Big land owner's are the one's that pay to get their man in politics to say what the big land owner wants done, that is just the way it works in Louisiana.
Now before anyone has something to say about my spelling or any thing else 'Bite Me'.
As far as I am concerned and you, the owner of the land owns the water above it. That's what the law says. It is not what you think it should be. You have no idea how suing someone works, yet you talk about it like it is easy. To successfully sue the owner of that body of water, you would have to show some negligence on their part. Just because an injury happens on the property does not mean the land owner is liable. Further, if he had it posted and you were trespassing, then the law says that you would be committing a criminal act.

You sound sore because you don't own any 'big land'.

Oh and by the way, your spelling bites--no wonder you don't own any big land.
Jeff, it's hard to tell if that was an old gravel pit. I kinda does, but it kinda doesn't..... I'd fish it till someone ran me out. There's 3 places come to think of it now on our deer lease that have signs on the land saying 'posted', however we mean the land. We never chase anyone out of the water. I wonder if that is the point of the sign? It isn't right dead in the middle of the opening is it?

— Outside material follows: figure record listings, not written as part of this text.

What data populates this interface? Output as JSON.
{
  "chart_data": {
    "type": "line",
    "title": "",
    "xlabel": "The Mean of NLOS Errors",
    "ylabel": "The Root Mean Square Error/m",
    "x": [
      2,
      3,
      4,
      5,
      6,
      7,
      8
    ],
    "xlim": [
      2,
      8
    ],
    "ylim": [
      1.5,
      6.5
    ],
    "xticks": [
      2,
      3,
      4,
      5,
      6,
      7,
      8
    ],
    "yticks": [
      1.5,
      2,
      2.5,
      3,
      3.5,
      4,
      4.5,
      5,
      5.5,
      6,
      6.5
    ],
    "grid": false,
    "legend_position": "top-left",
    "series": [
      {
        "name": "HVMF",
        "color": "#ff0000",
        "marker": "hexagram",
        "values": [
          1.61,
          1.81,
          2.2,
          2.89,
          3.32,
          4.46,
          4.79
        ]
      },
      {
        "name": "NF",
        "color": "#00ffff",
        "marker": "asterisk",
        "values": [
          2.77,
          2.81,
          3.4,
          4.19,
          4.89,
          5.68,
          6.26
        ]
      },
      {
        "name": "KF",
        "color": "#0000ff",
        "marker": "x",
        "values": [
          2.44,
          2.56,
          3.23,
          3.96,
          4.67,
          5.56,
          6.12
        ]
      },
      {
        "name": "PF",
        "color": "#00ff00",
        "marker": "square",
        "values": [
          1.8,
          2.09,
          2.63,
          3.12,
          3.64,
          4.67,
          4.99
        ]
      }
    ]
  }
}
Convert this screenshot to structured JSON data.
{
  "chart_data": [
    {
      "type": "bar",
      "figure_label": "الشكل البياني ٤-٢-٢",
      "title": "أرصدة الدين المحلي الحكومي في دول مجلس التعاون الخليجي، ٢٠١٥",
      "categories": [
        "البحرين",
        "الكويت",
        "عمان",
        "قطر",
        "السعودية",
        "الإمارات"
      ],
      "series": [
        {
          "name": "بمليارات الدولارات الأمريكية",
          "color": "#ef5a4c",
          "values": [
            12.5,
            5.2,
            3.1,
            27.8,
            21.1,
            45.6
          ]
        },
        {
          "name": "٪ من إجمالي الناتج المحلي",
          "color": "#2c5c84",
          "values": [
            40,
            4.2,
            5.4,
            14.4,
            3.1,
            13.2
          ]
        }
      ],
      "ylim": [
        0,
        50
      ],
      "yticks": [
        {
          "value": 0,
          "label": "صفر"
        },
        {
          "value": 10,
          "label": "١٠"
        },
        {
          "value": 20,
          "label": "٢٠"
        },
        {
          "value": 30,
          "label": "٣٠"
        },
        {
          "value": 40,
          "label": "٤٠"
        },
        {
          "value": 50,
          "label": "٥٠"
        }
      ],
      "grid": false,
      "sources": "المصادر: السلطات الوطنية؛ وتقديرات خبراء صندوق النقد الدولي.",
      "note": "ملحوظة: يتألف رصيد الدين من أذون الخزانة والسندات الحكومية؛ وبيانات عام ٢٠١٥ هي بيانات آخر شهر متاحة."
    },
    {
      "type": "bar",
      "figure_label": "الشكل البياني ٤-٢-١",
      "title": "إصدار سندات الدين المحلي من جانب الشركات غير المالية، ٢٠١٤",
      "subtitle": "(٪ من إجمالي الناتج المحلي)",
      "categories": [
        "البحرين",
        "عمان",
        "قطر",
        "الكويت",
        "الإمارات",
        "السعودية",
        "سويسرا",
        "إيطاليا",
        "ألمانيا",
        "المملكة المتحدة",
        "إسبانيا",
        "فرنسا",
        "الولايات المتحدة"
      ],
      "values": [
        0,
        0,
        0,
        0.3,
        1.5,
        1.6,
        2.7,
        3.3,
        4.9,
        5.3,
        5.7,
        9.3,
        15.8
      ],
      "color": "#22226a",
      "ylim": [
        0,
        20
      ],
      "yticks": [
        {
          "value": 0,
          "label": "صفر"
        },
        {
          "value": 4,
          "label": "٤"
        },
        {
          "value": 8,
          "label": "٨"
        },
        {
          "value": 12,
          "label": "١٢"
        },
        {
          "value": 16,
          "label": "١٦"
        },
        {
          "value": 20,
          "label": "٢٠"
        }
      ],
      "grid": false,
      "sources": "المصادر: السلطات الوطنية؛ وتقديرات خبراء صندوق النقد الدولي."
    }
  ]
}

Go fish it. The worse that can happen is they can tell you to leave. If they do, just leave. Too much water to argue about it. It's not worth it to tangle with some crazies either. We got those kind of land owners all around our lease. The pipeline company and the timber company won't even mess with them.
Here is a picture of that area with overlays of state owned/claimed waterbottoms and state claimed/owned land.
The blue overlay is waterbottoms and the green overlay is state land.
Of couse there is a disclaimer on the website that this information is not to be used for legal purposes.